Mission de l’Aumônerie et ministères

Pour les trois ans à venir, notre Église est entrée dans un processus synodal dont le thème est la mission et les ministères. L’aumônerie des hôpitaux trouve toute sa place dans cette réflexion. Quelques pistes…  
Le jour de la visite par Jean Geoffroy
1989
©Wikipedia

L’aumônerie des hôpitaux peut donner du grain à moudre pour témoigner à partir de son expérience dans un univers fait parfois de frontières et bien souvent de ruptures. Qu’il s’agisse du ministère personnel de l’aumônier ou collectif des visiteurs et membres des commissions d’accompagnement, ce service d’Église relève de la mission de témoignage en paroles et en actes qui est confiée par le Seigneur à ses disciples.

 

Le nom commun aumônier/erie connaît une origine incertaine. Pour les uns, il pourrait provenir d’un mot dérivé du grec d’Église « elemosuné », qui indique le don fait aux pauvres.

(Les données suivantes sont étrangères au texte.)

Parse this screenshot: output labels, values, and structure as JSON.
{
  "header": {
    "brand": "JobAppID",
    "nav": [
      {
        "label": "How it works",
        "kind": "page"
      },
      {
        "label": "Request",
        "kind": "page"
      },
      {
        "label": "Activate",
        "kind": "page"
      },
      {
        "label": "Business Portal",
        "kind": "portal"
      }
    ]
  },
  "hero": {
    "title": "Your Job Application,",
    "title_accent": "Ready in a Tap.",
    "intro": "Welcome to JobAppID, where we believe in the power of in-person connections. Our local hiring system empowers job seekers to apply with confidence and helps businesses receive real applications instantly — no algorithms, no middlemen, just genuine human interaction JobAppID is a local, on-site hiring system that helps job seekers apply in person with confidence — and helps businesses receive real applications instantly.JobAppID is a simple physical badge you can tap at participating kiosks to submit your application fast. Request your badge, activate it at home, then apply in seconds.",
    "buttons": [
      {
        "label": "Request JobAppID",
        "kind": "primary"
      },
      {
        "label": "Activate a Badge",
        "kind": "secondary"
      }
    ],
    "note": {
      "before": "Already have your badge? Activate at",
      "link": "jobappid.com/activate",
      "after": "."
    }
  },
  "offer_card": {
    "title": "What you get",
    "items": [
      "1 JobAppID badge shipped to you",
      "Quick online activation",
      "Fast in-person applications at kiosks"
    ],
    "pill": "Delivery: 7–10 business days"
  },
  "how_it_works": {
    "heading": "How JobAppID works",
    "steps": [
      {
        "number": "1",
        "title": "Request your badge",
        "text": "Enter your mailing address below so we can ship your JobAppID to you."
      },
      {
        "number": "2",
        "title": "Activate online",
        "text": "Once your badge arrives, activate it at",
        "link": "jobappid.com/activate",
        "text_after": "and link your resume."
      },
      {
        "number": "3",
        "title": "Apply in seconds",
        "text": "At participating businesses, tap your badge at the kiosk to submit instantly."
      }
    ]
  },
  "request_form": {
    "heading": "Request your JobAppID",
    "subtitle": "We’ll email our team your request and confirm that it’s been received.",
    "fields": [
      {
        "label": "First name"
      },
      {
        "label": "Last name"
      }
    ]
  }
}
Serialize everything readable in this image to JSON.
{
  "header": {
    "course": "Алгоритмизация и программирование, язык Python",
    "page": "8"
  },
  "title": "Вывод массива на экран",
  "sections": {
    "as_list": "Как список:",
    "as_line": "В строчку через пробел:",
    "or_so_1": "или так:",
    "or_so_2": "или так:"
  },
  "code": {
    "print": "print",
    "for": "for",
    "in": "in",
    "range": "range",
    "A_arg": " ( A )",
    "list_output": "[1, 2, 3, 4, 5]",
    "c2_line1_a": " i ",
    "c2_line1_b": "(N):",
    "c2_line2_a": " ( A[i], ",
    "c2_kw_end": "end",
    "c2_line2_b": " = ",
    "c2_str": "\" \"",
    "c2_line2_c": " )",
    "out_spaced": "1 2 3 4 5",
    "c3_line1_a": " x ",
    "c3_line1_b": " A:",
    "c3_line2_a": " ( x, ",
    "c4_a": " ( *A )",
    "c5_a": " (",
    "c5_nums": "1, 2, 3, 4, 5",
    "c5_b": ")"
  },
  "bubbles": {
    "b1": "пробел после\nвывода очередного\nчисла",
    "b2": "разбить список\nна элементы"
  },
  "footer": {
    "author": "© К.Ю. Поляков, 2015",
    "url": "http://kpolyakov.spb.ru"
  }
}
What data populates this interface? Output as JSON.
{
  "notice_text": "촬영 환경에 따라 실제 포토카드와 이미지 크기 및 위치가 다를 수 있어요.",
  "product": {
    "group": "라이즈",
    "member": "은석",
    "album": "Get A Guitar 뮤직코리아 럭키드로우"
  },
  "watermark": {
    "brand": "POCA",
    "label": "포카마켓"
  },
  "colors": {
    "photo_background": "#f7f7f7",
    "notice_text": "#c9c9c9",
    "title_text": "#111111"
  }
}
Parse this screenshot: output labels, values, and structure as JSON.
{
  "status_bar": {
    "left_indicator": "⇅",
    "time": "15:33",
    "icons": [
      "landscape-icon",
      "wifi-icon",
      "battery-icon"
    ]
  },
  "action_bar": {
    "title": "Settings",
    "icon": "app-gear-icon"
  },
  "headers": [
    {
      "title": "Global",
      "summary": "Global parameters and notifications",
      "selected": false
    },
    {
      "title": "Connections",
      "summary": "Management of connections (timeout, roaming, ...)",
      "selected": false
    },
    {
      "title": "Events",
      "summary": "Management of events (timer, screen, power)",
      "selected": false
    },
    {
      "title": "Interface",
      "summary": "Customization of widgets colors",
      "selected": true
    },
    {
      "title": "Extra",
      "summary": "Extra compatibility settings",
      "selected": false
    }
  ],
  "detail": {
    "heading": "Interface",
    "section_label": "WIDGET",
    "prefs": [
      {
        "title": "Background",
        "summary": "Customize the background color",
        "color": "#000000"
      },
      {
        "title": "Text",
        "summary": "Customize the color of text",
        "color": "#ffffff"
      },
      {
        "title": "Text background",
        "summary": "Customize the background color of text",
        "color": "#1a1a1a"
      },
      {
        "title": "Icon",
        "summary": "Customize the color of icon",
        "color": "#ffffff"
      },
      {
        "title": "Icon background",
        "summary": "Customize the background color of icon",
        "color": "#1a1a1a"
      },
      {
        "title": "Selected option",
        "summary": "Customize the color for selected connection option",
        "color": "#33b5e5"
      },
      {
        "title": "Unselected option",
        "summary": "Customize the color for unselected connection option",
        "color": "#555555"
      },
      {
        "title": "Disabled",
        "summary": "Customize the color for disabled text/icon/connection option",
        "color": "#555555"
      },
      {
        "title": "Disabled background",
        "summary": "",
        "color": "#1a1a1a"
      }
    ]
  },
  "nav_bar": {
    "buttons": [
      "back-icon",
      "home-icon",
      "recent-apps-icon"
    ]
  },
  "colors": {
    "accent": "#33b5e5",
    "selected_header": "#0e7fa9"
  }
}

Pour d’autres, il trouverait son origine dans le nom de la déesse Alemona. Selon Tertullien, cette divinité du panthéon romain avait pour fonction de nourrir le fœtus. Ces étymologies se réfèrent donc à la notion de don.

 

 

 

Une compétence reconnue

 

Depuis le Moyen Âge où elle était une sorte d’hôtellerie réservée aux pauvres, jusqu’à la séparation des Cultes et de l’État, l’aumônerie n’a cessé d’évoluer. Depuis quelques décennies, elle s’est renouvelée dans sa fonction et élargie aux différents cultes qui n’étaient pas présents en 1905. L’aumônier est à ce jour en France le seul ministre d’Église reconnu et porté par l’État. De manière implicite, la société civile accorde ainsi une compétence aux aumôneries dans le domaine du soin. Elle reconnaît une place à sa mission qui, par l’écoute et l’accompagnement de la personne hospitalisée, obéit certes à un appel religieux, mais en même temps rend un service en humanité.

 

Si les auteurs du Nouveau testament décrivent des formes de ministères personnels et reconnus nommés « diaconoi, presbyteroi ou episcopoi », on ne trouve aucune trace d’un ministère d’aumônier. Le terme n’a donc aucun caractère scripturaire et pourrait même avoir une origine mythologique.

 

 

 

Une visitation

 

Cependant, même si le ministère d’aumônier n’est pas attesté dans la Bible, sa fonction n’en est pas moins évangélique. L’aumônier se trouve à la croisée des chemins de la diaconie et de la prédication. D’ailleurs dans certaines Églises, il peut être un pasteur ou un diacre. Les Églises réformées ont toujours mis l’accent sur le caractère évolutif des ministères reconnus. En rupture avec la tradition catholique héritée de l’Église primitive, Calvin ajoutait un ministère personnel de docteur (enseignant) à côté de ceux de pasteur, d’ancien et de diacre.

 

L’aumônerie relève bien d’un des lieux où peut se vivre la mission confiée par le Christ à ses disciples. Elle est au croisement de la diaconie, c’est-à-dire du service des plus pauvres, et de la prédication de la bonne nouvelle. Portée par l’aumônier et les auxiliaires bénévoles, elle est ainsi un lieu de témoignage dans l’annonce d’un Dieu qui s’approche et nous visite. La rencontre entre visiteurs et patients peut parfois devenir une visitation et constitue, le temps d’une écoute et d’un accompagnement, la présence réelle d’un Autre.